World Chess Federation has bank accounts frozen over funding of ISIS

Nick Reilly
Kiran Ilyumzhinov has been accused of financial links to ISIS (REX)

The bank accounts of a leading chess organisation have been frozen after its president was accused of facilitating the funding of Islamic State terrorists.

The World Chess Federation (FIDE) has confirmed that swiss bank UBS closed its accounts after the body failed to depose Russian millionaire Kirsan Ilyumzhinov.

Mr Ilyumzhinov has been on a US wanted list since November 2015 after he was accused of being involved in oil deals that were financially traced back to Islamic State.
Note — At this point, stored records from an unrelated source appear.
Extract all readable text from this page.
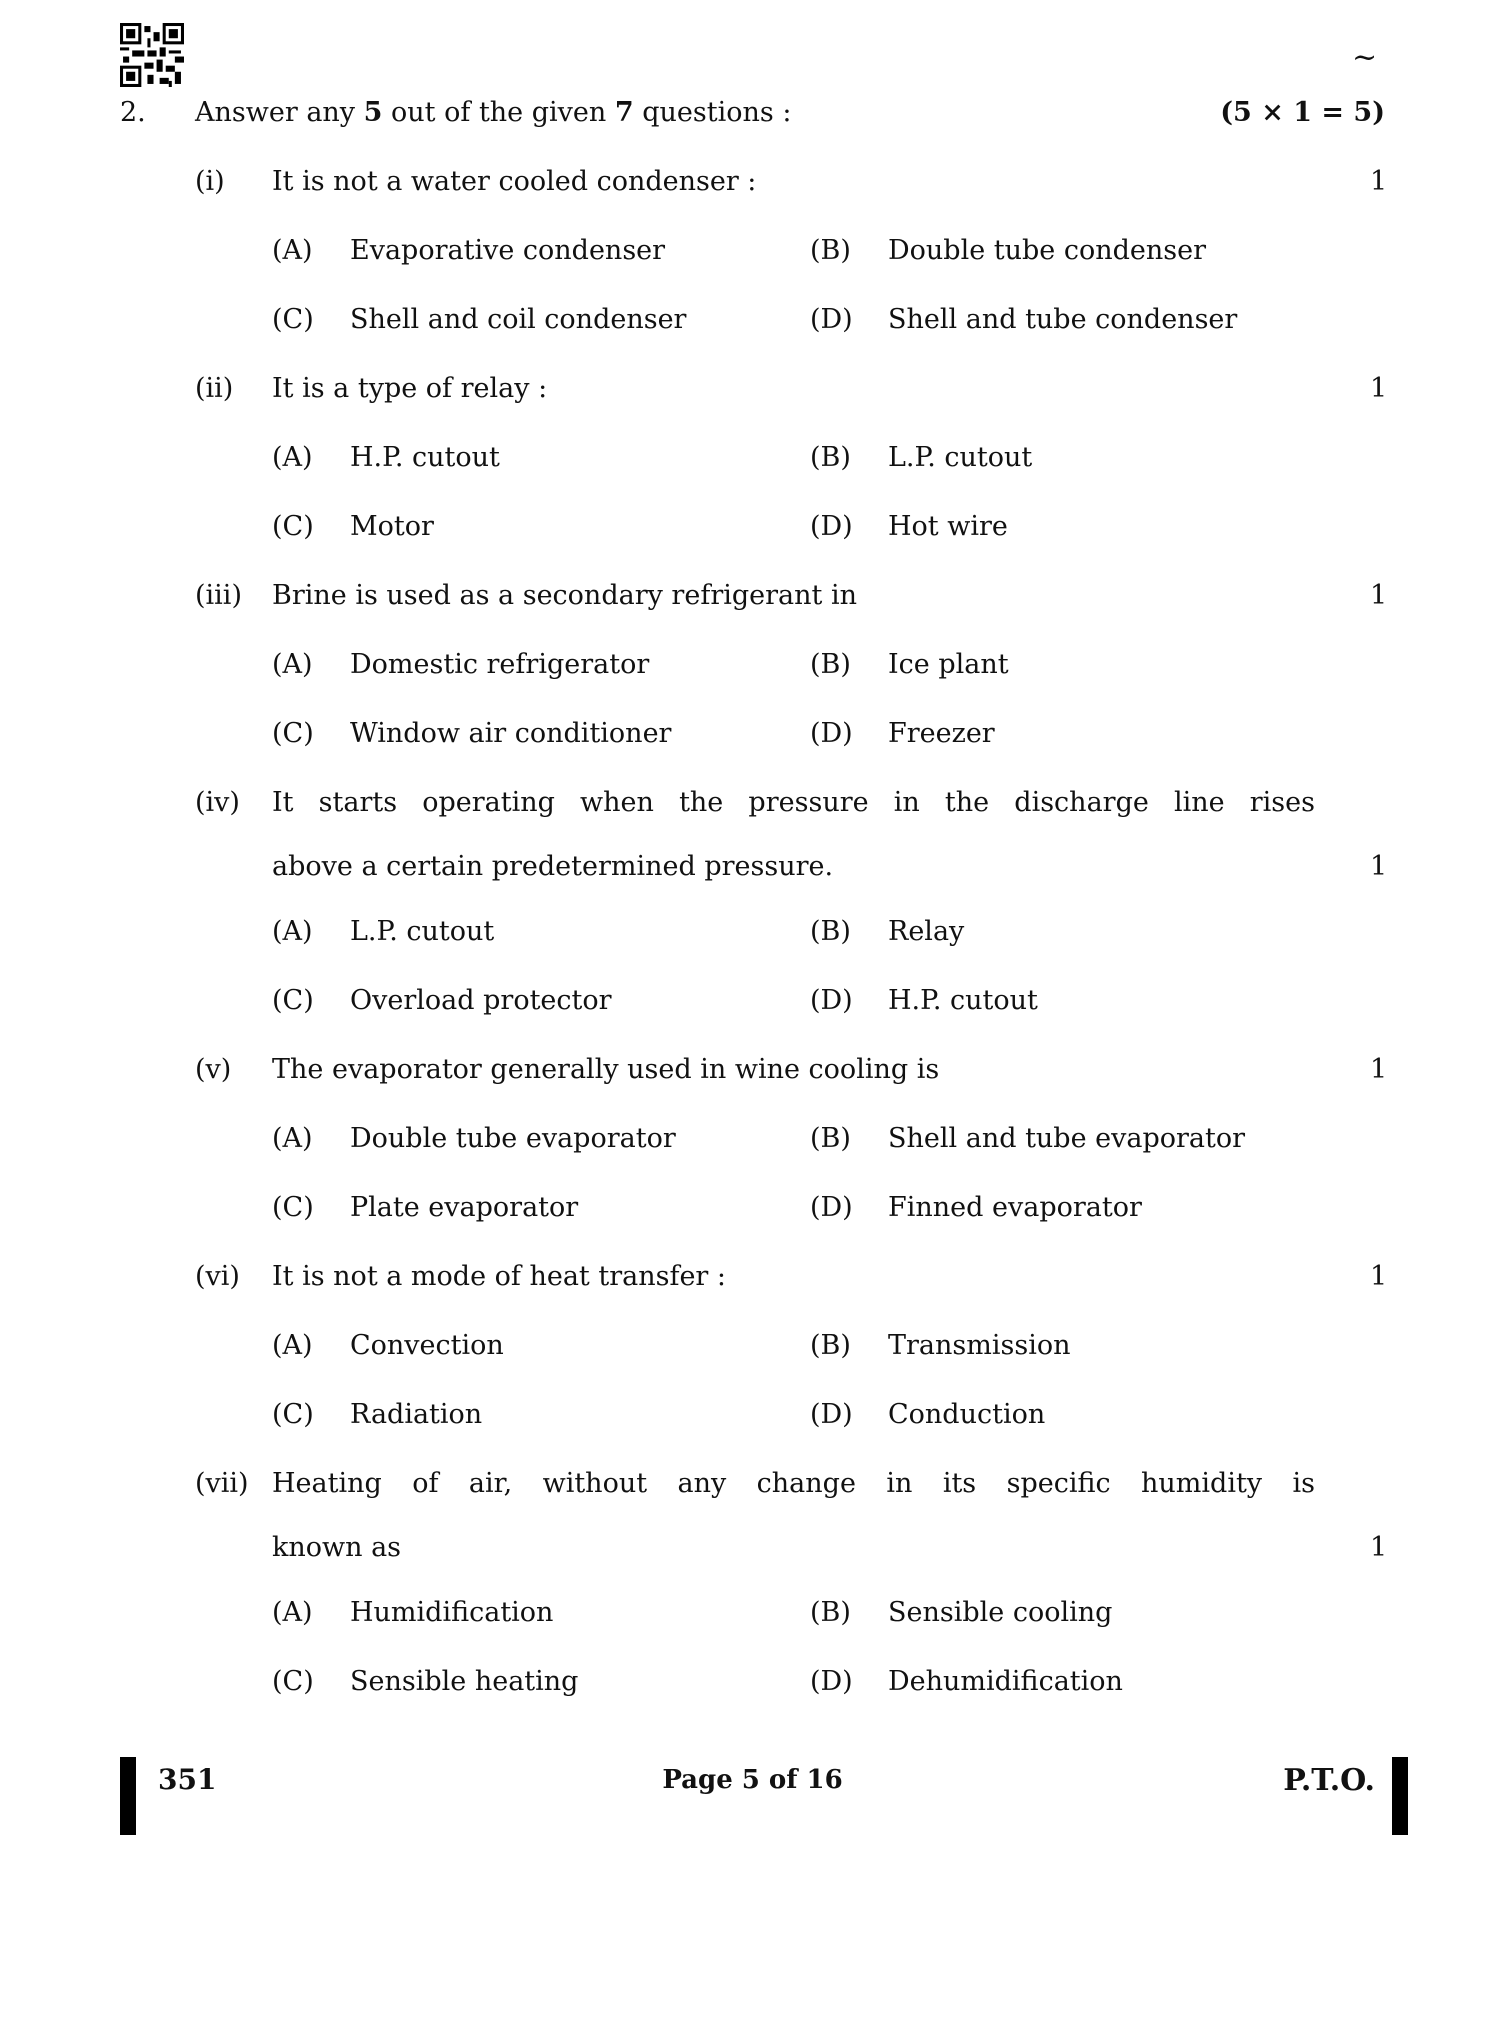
~
2. Answer any 5 out of the given 7 questions :	(5 × 1 = 5)
(i) It is not a water cooled condenser :	1
(A) Evaporative condenser	(B) Double tube condenser
(C) Shell and coil condenser	(D) Shell and tube condenser
(ii) It is a type of relay :	1
(A) H.P. cutout	(B) L.P. cutout
(C) Motor	(D) Hot wire
(iii) Brine is used as a secondary refrigerant in	1
(A) Domestic refrigerator	(B) Ice plant
(C) Window air conditioner	(D) Freezer
(iv) It starts operating when the pressure in the discharge line rises
above a certain predetermined pressure.	1
(A) L.P. cutout	(B) Relay
(C) Overload protector	(D) H.P. cutout
(v) The evaporator generally used in wine cooling is	1
(A) Double tube evaporator	(B) Shell and tube evaporator
(C) Plate evaporator	(D) Finned evaporator
(vi) It is not a mode of heat transfer :	1
(A) Convection	(B) Transmission
(C) Radiation	(D) Conduction
(vii) Heating of air, without any change in its specific humidity is
known as	1
(A) Humidification	(B) Sensible cooling
(C) Sensible heating	(D) Dehumidification
351	Page 5 of 16	P.T.O.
He has denied the allegations repeatedly and claims that he is the centre of US efforts to depose him.

In a letter published on FIDE’s website, treasurer Adrian Siegel claimed that UBS closed its bank accounts and said that the federation faced a ‘serious problem’ financially with only a week to go until a world championship qualifier in Berlin.

Professor Siegel singled out Mr Ilyumzhinov and said that the allegations ‘severely damaged Fide’s business activities’.

‘It was only a matter of time before we faced this serious problem. In summary Kirsan Ilyumzhinov’s problems severely damaged Fide’s business activities and we have to look for a new banking connection’, he said.

 Mr Ilyumzhinov, was formerly head of the Russian semi-autonomous republic of Kalmykia and part of Vladimir Putin’s inner circle.

He was previously unable to attend the 2016 world chess championship in New York for fear of arrest.

In 2014, he also resisted an attempt to unseat him, which was led by chess champion Garry Kasparov.

David Kramaley, founder of chess learning site , said: ‘This kind of turmoil at the top of chess has got to stop for the good of the game. The game needs stable leadership.’